Wehmütig dachte sie an frühere Zeiten, wo tagtäglich Bewerber sich um ihre Gunst gestritten hatten. Die meisten hatte sie weggeschickt, weil sie arm oder hässlich oder schwach oder was auch immer gewesen waren. Je nach Laune halt. Das Wegschicken hatte sie am meisten befriedigt. 

Plötzlich fiel es ihr wie Schuppen von den Augen. Es war die Willkür. Es war die Macht zu entscheiden, wer gehen musste und wer bleiben durfte, und nicht Männer, dir ihr sowieso zu dumm waren.

Diese Erkenntnis haute sie glatt vom Hocker. Als sie sich wieder aufgerappelt hatte, stand ihr Entschluss fest.

Macht wollte sie. Und Einfluss. Aber wie? Darüber musste sie nachdenken, aber der blöde Fernseher lief, weil er immer lief. Gerade als sie ihn ausschalten wollte, hörte sie etwas, das ihre Aufmerksamkeit erregte. Ein Politiker hielt eine Rede, in der er seinen Opponenten beschuldigte, etwas Kriminelles begangen zu haben. Das Ganze klang an den Haaren herbeigezogen. Ganz klar eine Lüge. Nicht einmal sie glaubte es. Nichtsdestotrotz erklangen sofort ärgerliche ‚Buh‘ Rufe im Hintergrund. Als der Politiker das hörte, führte er gleich noch mehrere hirnrissige ‚Beweise‘ auf, die seinen Opponenten in einem noch schlechteren Licht erscheinen ließen. Die wutentbrannten Stimmen wurden nun noch lauter.    
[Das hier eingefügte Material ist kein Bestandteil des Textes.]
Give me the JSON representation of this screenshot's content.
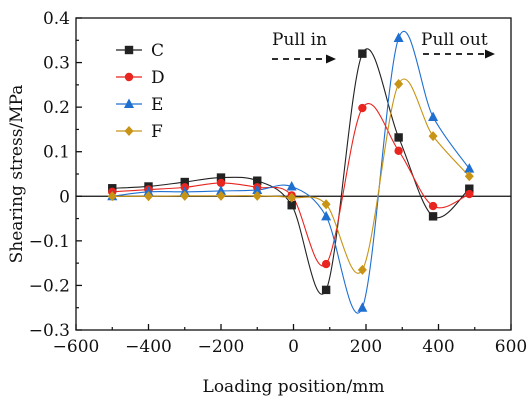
{
  "chart_data": {
    "type": "line",
    "xlabel": "Loading position/mm",
    "ylabel": "Shearing stress/MPa",
    "xlim": [
      -600,
      600
    ],
    "ylim": [
      -0.3,
      0.4
    ],
    "xticks": [
      -600,
      -400,
      -200,
      0,
      200,
      400,
      600
    ],
    "yticks": [
      -0.3,
      -0.2,
      -0.1,
      0,
      0.1,
      0.2,
      0.3,
      0.4
    ],
    "xtick_labels": [
      "−600",
      "−400",
      "−200",
      "0",
      "200",
      "400",
      "600"
    ],
    "ytick_labels": [
      "−0.3",
      "−0.2",
      "−0.1",
      "0",
      "0.1",
      "0.2",
      "0.3",
      "0.4"
    ],
    "zero_line": true,
    "grid": false,
    "legend_position": "top-left",
    "series": [
      {
        "name": "C",
        "color": "#222222",
        "marker": "square",
        "x": [
          -500,
          -400,
          -300,
          -200,
          -100,
          -5,
          90,
          190,
          290,
          385,
          485
        ],
        "y": [
          0.018,
          0.022,
          0.032,
          0.042,
          0.035,
          -0.02,
          -0.21,
          0.32,
          0.132,
          -0.045,
          0.017
        ]
      },
      {
        "name": "D",
        "color": "#e8251f",
        "marker": "circle",
        "x": [
          -500,
          -400,
          -300,
          -200,
          -100,
          -5,
          90,
          190,
          290,
          385,
          485
        ],
        "y": [
          0.01,
          0.015,
          0.02,
          0.03,
          0.02,
          0.002,
          -0.152,
          0.198,
          0.102,
          -0.022,
          0.005
        ]
      },
      {
        "name": "E",
        "color": "#1f6fd1",
        "marker": "triangle",
        "x": [
          -500,
          -400,
          -300,
          -200,
          -100,
          -5,
          90,
          190,
          290,
          385,
          485
        ],
        "y": [
          0.0,
          0.01,
          0.01,
          0.012,
          0.014,
          0.022,
          -0.045,
          -0.25,
          0.355,
          0.178,
          0.062
        ]
      },
      {
        "name": "F",
        "color": "#c89416",
        "marker": "diamond",
        "x": [
          -500,
          -400,
          -300,
          -200,
          -100,
          -5,
          90,
          190,
          290,
          385,
          485
        ],
        "y": [
          0.0,
          0.0,
          0.001,
          0.001,
          0.001,
          -0.003,
          -0.018,
          -0.165,
          0.252,
          0.135,
          0.045
        ]
      }
    ],
    "annotations": [
      {
        "text": "Pull in",
        "arrow": "dashed-right"
      },
      {
        "text": "Pull out",
        "arrow": "dashed-right"
      }
    ]
  }
}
Rapunzel staunte. So machte man das also. Das musste sie ausprobieren. Just da klingelte es an der Wohnungstür. Frau Bertram mit dem Brot, das sie jeden Tag für sie von der Bäckerei mitbrachte, stand vor der Tür.

„Vielen Dank, Frau Bertram!“, begrüßte sie Rapunzel.

Sie wolle ja nicht tratschen, begann Rapunzel und beugte sich leutselig nach vorne, aber wisse Frau Bertram eigentlich, dass die Frau Haber vom vierten Stock sich über ihre rote Bluse aufgeregt habe. Sie sei altmodisch und stehe Frau Bertram absolut nicht zu Gesicht.

Frau Bertram wurde blass. Sie schluckte. Schluckte noch einmal. Dann zischte sie. Die Haber, die müsse grad reden. Die mit ihren zerrissenen Jeans. So laufe man doch nicht auf der Straße herum. Eine Schande sei es, das mit ansehen zu müssen. Rapunzel nickte zustimmend.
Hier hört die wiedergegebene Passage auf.